Defense lawyers concede that Hall, now 12, shot his 32-year-old father, a regional director of the National Socialist Movement, with his own gun, but argue that the boy should not be held criminally responsible.
The case in Riverside, 60 miles east of Los Angeles, has made headlines because of Jeffrey Hall’s neo-Nazi associations and the rarity of a parent being killed by a child so young.
Kathleen Heide, a criminologist who specializes in juvenile offenders, has said that 8,000 murder victims over the past 32 years were slain by their offspring, but only 16 of those crimes were committed by defendants aged 10 or younger.
Riverside County Superior Court Judge Jean Leonard, who is hearing the juvenile case without a jury, was expected to render her verdict on Monday.
Because Hall is a minor, the purpose of the trial is not to determine guilt or innocence, but whether certain allegations about his motives are true. If he is found responsible for the crime, he could be sent to a juvenile facility until he is 23.

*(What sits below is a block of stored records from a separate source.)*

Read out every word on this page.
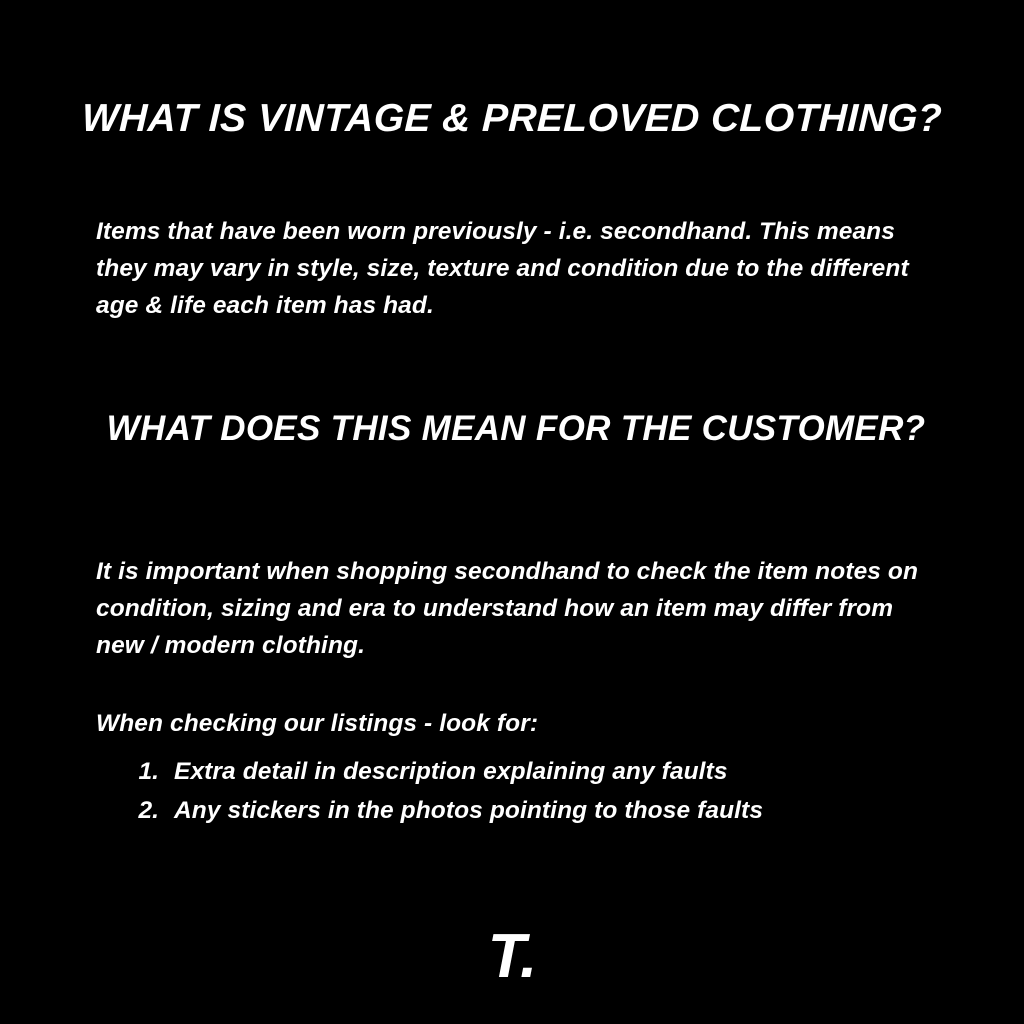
WHAT IS VINTAGE & PRELOVED CLOTHING?

Items that have been worn previously - i.e. secondhand. This means they may vary in style, size, texture and condition due to the different age & life each item has had.

WHAT DOES THIS MEAN FOR THE CUSTOMER?

It is important when shopping secondhand to check the item notes on condition, sizing and era to understand how an item may differ from new / modern clothing.

When checking our listings - look for:

1. Extra detail in description explaining any faults
2. Any stickers in the photos pointing to those faults
T.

Defense lawyers have said the boy was conditioned by his father’s violent, racist behavior and that he killed him to put an end to physical abuse.
Defense attorney Matthew Hardy - who on Monday withdrew his young client’s plea of not guilty by reason of insanity - told Leonard that Hall should be convicted of voluntary manslaughter because he was essentially acting in self-defense.
Hardy displayed a photo of Hall, his father and an unidentified young girl standing with a man who was wearing Ku Klux Klan robes. Hall was holding a toy gun in the picture.
“I put this photo up to show the type of conditioning Joseph had,” he said. “This young man never had a chance in his life. He was pre-programmed to act immorally.”
A psychologist called as a witness by the defense testified during the trial that the boy had been conditioned to violence by years of physical, emotional and likely sexual abuse.
But Soccio called Jeffrey Hall a “loving father” who taught his son to be nonviolent despite his own neo-Nazi ties, and said the boy “made the choice” to kill.
Prosecutors say Hall, who lived with four siblings, shot his father because he thought he was planning to divorce his stepmother, Krista McCary. Prosecutors said the boy was close to McCary and considered her his true mother.
“The proper finding should be murder,” he said. “The evidence is ample that it was premeditated and planned.”